Reinforce an inclusive culture by integrating both demographic diversity and diversity of thought into all talent management practices.
Drive accountability by sharing strategic measurements about diversity and inclusion-related activities and their impact, and have an ongoing discussion about your progress. One practice might be to tie compensation to diversity and inclusion OKRs.
But remember, accountability will only get you so far when it comes to diversity and inclusion. The best incentive is having a job, and the best disincentive is losing it. Companies should assume that accountability is a given. But real consequences are what happen if you don't do what you're accountable for.
Action: Communicate the broadest range of DE&I topics possible — to make sure that your entire audience can find relevance and resonance in your messages.
6. Keep it fair
You don't have to publish every DE&I story that crosses your desk. The risk might be that by doing so you overshadow or unintentionally exclude less vocal communities, causing resentment despite your best efforts.
Provide diversity and inclusion resources that empower individuals to take action. Inclusive organizations are more likely to offer resources that encourage and enable individuals to bring their authentic selves to work, manage unconscious bias, and leverage the support from mentors and sponsors to help them navigate their organizations. And it's important to offer these resources broadly — not just to underrepresented populations.
Action: Aim for fair representation of the communities in your employee and customer audience. Don't forget easy wins, such as marking Black History Month and Pride Day. But remember to do so in a way that sparks action as much as it does recognition.
What can DE&I do for your company?
Taking an actionable approach to creating diversity, equity, and inclusion at work will have positive effects throughout your entire organization. It all starts by listening to your employees, a practice that will serve to improve your culture in general. As always, internal communicators should find ways to open the lines of communication. After all, you can't solve a problem without first knowing what it is.

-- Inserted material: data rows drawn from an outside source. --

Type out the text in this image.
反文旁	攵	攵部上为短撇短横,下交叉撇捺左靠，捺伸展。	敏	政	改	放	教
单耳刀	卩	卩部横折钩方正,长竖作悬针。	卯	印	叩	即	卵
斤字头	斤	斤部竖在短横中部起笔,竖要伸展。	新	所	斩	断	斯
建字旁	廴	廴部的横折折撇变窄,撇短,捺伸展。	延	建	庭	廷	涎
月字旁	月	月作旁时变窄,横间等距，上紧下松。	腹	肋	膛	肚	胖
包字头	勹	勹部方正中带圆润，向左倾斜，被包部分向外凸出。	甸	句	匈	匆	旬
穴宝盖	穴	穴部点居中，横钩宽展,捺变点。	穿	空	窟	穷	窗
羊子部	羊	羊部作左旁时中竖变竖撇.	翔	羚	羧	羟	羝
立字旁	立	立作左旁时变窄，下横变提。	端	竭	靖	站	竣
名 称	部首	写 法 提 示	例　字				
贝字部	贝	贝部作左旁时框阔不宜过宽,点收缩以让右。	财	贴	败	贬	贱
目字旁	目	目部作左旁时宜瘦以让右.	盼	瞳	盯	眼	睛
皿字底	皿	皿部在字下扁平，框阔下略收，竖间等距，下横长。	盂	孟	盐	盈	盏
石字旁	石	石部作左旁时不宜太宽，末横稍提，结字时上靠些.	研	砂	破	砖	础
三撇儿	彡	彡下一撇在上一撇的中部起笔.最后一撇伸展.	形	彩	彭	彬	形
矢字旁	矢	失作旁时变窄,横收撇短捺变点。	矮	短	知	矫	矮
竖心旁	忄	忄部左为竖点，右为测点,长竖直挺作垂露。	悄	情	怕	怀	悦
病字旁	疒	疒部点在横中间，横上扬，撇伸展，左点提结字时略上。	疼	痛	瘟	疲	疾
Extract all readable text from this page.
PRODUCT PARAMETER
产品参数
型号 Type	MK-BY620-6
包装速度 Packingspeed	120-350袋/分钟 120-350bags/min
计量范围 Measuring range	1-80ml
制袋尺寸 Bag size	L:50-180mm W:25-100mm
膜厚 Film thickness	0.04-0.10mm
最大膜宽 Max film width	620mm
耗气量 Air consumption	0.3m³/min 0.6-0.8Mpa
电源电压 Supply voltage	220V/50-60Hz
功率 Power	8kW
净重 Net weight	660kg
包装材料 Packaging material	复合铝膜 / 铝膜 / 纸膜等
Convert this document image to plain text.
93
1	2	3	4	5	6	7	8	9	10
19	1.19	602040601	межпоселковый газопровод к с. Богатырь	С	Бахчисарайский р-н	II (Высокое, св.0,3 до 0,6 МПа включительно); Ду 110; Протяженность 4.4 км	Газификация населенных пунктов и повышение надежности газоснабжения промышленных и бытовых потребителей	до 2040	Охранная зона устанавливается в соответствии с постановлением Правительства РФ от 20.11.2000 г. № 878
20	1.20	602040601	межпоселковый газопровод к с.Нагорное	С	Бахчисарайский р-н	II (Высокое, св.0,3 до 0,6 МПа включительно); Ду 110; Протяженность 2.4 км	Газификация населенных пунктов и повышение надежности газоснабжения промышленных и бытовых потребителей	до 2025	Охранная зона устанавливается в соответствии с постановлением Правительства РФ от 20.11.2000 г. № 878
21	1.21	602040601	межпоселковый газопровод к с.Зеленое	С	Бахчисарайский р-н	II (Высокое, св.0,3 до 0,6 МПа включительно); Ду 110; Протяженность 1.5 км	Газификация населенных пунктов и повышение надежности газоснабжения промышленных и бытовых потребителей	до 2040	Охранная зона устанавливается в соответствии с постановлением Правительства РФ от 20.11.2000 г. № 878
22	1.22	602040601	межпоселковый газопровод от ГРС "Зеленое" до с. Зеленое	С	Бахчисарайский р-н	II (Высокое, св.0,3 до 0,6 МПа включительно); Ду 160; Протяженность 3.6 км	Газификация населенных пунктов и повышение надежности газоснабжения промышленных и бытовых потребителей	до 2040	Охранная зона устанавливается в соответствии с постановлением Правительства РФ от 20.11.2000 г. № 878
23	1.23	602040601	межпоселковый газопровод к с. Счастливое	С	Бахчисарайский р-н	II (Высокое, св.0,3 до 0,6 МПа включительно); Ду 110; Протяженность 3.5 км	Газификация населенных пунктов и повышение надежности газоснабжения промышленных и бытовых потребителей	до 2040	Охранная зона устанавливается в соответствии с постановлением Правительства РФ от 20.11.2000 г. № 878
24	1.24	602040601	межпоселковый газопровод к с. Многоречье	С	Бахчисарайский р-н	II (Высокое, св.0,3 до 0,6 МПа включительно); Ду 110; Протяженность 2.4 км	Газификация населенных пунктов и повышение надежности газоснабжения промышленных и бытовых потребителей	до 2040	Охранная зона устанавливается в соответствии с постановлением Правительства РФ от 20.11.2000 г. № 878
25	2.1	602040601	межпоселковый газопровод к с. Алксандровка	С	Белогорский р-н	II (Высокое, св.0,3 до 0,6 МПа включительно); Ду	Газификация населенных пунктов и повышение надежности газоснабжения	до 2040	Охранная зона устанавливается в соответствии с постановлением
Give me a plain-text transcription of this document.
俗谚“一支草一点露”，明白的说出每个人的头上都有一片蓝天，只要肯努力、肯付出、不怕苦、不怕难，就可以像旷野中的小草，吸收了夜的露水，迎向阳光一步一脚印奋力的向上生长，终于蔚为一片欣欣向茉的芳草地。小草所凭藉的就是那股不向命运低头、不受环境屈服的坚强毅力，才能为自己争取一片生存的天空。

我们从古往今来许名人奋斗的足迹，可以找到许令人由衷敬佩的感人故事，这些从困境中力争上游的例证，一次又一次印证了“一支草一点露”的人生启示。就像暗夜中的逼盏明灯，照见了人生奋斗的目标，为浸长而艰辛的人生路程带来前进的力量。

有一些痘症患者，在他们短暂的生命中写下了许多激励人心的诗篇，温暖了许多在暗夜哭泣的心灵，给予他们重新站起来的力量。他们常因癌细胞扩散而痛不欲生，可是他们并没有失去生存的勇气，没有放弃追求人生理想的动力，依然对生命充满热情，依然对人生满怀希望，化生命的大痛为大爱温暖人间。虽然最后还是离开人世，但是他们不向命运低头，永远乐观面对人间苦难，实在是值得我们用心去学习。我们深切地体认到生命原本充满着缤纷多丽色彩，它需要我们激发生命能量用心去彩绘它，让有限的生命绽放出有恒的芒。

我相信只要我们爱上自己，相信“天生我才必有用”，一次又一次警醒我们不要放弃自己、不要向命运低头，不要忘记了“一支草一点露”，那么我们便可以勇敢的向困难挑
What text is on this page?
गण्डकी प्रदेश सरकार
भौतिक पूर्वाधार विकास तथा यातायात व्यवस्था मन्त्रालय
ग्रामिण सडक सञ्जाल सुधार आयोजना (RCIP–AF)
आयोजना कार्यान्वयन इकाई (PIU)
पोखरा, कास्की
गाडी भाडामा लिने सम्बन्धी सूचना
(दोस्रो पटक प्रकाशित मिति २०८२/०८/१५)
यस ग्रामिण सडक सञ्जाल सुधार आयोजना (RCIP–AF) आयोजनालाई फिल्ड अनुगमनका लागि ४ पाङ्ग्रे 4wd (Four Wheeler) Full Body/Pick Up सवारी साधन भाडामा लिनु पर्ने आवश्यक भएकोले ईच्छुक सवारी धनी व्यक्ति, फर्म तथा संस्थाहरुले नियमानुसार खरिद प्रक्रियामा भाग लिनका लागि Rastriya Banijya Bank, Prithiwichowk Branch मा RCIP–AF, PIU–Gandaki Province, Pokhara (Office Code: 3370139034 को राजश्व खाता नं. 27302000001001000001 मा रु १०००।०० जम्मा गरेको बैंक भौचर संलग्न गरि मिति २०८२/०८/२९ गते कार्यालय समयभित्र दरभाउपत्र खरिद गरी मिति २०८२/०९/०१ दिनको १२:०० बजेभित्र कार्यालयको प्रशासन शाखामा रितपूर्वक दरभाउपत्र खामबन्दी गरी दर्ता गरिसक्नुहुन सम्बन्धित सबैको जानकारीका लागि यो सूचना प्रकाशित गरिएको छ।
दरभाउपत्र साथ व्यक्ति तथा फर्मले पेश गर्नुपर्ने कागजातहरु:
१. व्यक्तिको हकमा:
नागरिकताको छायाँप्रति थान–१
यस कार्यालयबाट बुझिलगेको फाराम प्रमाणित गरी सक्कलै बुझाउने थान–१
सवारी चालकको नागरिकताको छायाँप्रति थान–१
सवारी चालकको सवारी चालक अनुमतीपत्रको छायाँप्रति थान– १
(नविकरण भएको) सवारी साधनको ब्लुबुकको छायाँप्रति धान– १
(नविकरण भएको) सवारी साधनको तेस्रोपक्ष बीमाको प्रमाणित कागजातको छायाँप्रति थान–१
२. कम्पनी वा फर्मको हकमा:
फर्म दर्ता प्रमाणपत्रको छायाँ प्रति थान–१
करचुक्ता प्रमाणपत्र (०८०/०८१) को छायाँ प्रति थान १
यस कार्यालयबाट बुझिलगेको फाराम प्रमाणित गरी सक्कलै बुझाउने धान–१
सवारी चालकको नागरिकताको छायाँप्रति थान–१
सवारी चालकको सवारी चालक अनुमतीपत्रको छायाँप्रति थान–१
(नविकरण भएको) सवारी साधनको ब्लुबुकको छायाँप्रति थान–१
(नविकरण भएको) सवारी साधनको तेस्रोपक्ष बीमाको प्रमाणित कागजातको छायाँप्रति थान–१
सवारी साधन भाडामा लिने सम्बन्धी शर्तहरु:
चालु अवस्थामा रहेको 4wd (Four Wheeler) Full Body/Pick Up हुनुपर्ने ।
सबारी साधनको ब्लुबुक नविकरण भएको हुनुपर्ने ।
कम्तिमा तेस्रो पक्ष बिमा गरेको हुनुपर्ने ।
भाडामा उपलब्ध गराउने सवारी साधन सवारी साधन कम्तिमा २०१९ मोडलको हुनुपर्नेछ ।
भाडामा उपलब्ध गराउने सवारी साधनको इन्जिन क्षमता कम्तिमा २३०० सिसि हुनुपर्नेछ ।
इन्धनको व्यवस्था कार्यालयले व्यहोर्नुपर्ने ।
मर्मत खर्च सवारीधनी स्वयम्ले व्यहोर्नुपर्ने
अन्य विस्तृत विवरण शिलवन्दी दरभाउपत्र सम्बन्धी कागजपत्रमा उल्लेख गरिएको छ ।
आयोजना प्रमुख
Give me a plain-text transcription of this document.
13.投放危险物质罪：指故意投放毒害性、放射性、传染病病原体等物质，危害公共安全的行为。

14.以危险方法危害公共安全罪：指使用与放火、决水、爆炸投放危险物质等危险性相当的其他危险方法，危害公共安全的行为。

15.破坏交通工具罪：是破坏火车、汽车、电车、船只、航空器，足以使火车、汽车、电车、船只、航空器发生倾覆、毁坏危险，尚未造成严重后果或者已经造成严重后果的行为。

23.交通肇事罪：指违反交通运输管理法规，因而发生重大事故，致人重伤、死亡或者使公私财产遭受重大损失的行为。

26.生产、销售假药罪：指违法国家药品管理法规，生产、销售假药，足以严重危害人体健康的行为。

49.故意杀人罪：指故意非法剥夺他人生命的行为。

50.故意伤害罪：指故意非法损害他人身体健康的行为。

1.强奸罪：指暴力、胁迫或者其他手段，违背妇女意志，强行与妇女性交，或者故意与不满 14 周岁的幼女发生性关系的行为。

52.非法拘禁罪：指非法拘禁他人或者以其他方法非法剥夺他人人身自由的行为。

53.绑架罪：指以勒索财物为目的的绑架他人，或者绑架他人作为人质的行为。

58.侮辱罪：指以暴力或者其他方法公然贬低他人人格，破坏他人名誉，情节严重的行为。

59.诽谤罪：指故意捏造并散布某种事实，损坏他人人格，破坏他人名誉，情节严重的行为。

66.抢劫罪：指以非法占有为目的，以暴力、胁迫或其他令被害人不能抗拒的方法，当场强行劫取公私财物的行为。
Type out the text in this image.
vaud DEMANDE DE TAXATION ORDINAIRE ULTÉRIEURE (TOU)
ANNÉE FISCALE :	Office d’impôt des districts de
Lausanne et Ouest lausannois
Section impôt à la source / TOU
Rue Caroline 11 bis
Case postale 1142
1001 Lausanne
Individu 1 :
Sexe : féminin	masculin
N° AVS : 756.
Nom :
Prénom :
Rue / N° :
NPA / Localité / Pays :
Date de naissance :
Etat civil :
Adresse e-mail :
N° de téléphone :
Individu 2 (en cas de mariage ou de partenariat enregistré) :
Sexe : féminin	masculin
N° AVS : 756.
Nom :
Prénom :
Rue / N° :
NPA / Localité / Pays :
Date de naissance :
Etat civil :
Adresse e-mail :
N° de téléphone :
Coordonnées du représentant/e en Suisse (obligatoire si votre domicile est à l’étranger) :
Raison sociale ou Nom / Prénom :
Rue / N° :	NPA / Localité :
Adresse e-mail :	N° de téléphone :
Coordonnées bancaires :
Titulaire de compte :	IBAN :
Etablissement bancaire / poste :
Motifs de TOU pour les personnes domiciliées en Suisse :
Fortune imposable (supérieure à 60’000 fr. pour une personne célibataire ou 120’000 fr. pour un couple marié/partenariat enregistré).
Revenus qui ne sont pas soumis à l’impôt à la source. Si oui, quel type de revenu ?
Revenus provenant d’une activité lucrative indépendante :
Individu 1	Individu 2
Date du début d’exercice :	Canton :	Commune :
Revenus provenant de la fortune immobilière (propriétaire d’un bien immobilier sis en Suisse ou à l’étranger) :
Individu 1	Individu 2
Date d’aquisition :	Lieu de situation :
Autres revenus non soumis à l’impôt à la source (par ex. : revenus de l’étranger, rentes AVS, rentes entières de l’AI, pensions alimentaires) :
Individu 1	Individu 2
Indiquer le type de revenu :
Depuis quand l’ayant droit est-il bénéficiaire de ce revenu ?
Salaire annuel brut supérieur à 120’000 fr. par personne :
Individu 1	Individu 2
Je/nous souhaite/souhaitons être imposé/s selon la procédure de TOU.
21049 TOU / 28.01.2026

In short, the aim is to create an environment where employees feel empowered to voice their opinions, no matter what they have to say.
To sum up, employees in today's workplace should feel safe and expected to bring their unassimilated, honest selves to work every day. That will only begin once transparent and open communication is the norm in your organization. The benefits of having a culture of diversity, equity, and inclusion are sure to be felt in ways that will benefit everyone. And imagine the outcome if the lessons we learn about diversity at work actually transform the things we do, think, and say in the wider world outside of work. Let's make it more than a dream; let's make it a goal.